Implications from a Change

MInority Report on BIrth Control

Back in 1966, Fr. John Ford, SJ and others who defended the Church’s teaching on birth control released what became known as the minority report of Paul VI’s birth control commission.

In it they note logical consequences if the Church were to approve birth control:

Once one has set aside this traditional principle, one would also be setting aside a fundamental criterion, up until the present time unshaken in its application to many acts which have always been considered by the Church to be serious sins against chastity: The case of extra-marital sexual relationships of those whose living together… The case of sexual acts in marriage, for example, oral and anal copulation… the door is opened easily to the licitness of masturbation… direct sterilization would be permitted as well.
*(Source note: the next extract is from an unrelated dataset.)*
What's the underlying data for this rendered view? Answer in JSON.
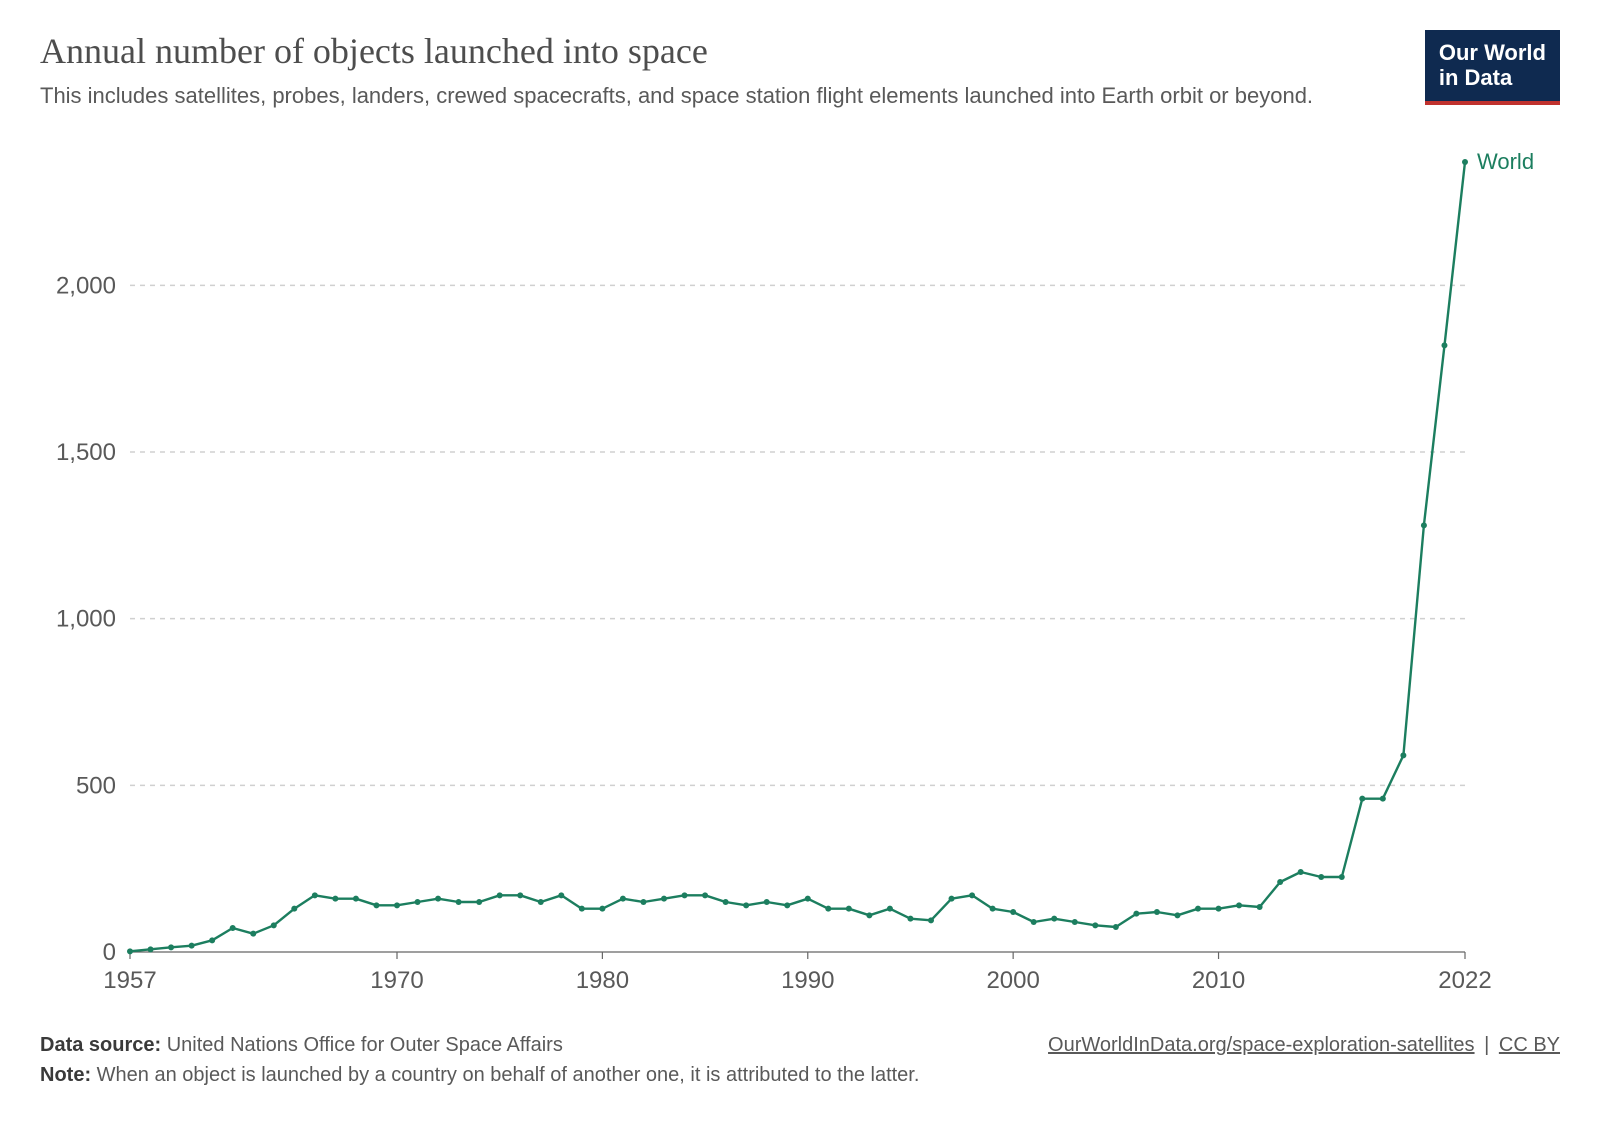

We can see how this has happened. Many other Churches and society as a whole had such effects once they said contraception was acceptable.

This report goes further:

many theologians, who maintain that contraception is not intrinsically evil, seem to come to this conclusion from a more general principle: that, namely, which denies all absolute intrinsic morality to external human acts, in such a way that there is no human act which is so intrinsically evil that it cannot be justified because of a higher good of man.

This report indicates accepting homosexual acts as moral might be a consequence of accepting birth control as moral.

Implications Today

I think today we have similar issues with homosexuality. If the Church changed her teaching here, she would need to base it on something. I see no basis for the change that would not also destroy the basis for other sexual morality. I can’t see an argument that allows homosexual acts but does not also allow fornication, marriages with more than two people, masturbation, “open” marriages, etc.
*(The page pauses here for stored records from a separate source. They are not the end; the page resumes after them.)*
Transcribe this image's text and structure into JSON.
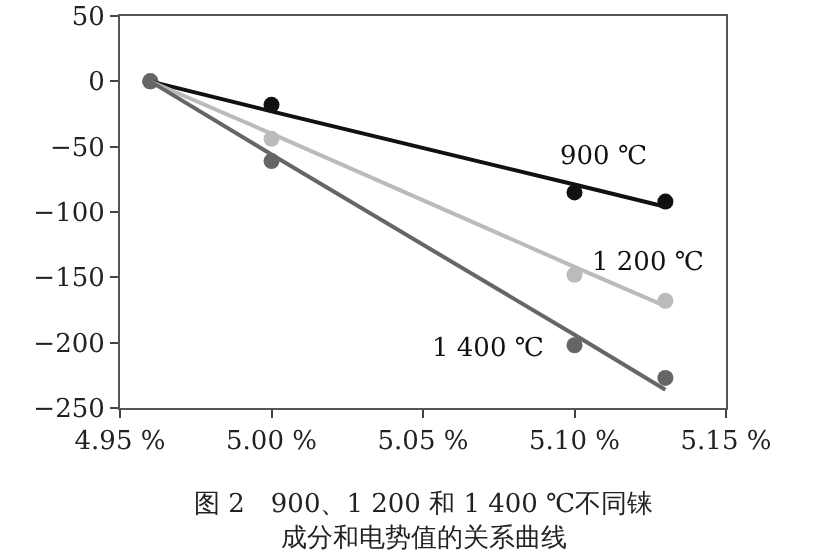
{
  "chart_data": {
    "type": "scatter",
    "x": [
      4.96,
      5.0,
      5.1,
      5.13
    ],
    "xlim": [
      4.95,
      5.15
    ],
    "xticks": [
      {
        "value": 4.95,
        "label": "4.95 %"
      },
      {
        "value": 5.0,
        "label": "5.00 %"
      },
      {
        "value": 5.05,
        "label": "5.05 %"
      },
      {
        "value": 5.1,
        "label": "5.10 %"
      },
      {
        "value": 5.15,
        "label": "5.15 %"
      }
    ],
    "ylim": [
      -250,
      50
    ],
    "yticks": [
      -250,
      -200,
      -150,
      -100,
      -50,
      0,
      50
    ],
    "grid": false,
    "marker": "circle",
    "series": [
      {
        "color": "#111111",
        "values": [
          0,
          -18,
          -85,
          -92
        ]
      },
      {
        "color": "#bbbbbb",
        "values": [
          0,
          -44,
          -148,
          -168
        ]
      },
      {
        "color": "#666666",
        "values": [
          0,
          -61,
          -202,
          -227
        ]
      },
      {
        "type": "line",
        "name": "900 ℃",
        "marker": "none",
        "color": "#111111",
        "values": [
          0,
          -23,
          -79,
          -96
        ]
      },
      {
        "type": "line",
        "name": "1 200 ℃",
        "marker": "none",
        "color": "#bbbbbb",
        "values": [
          0,
          -40,
          -142,
          -172
        ]
      },
      {
        "type": "line",
        "name": "1 400 ℃",
        "marker": "none",
        "color": "#666666",
        "values": [
          0,
          -56,
          -194,
          -236
        ]
      }
    ],
    "annotations": [
      "图 2　900、1 200 和 1 400 ℃不同铼成分和电势值的关系曲线"
    ]
  }
}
This may even go further. Leaving the realm of sexual acts, changing church teaching in this area would have dramatic negative ripple effects on theology. As Stephen White noted:

Conclusion

Card. Jean-Claude Hollerich is making a suggestion that is impossible. He is suggesting the Church change her position on homosexual acts. But this is a consistent teaching from Scripture and tradition so she has no power to change it. Furthermore, were the Church to change this teaching, any basis would also destroy much more in Catholic ethics. The Church must stand firm in her teaching.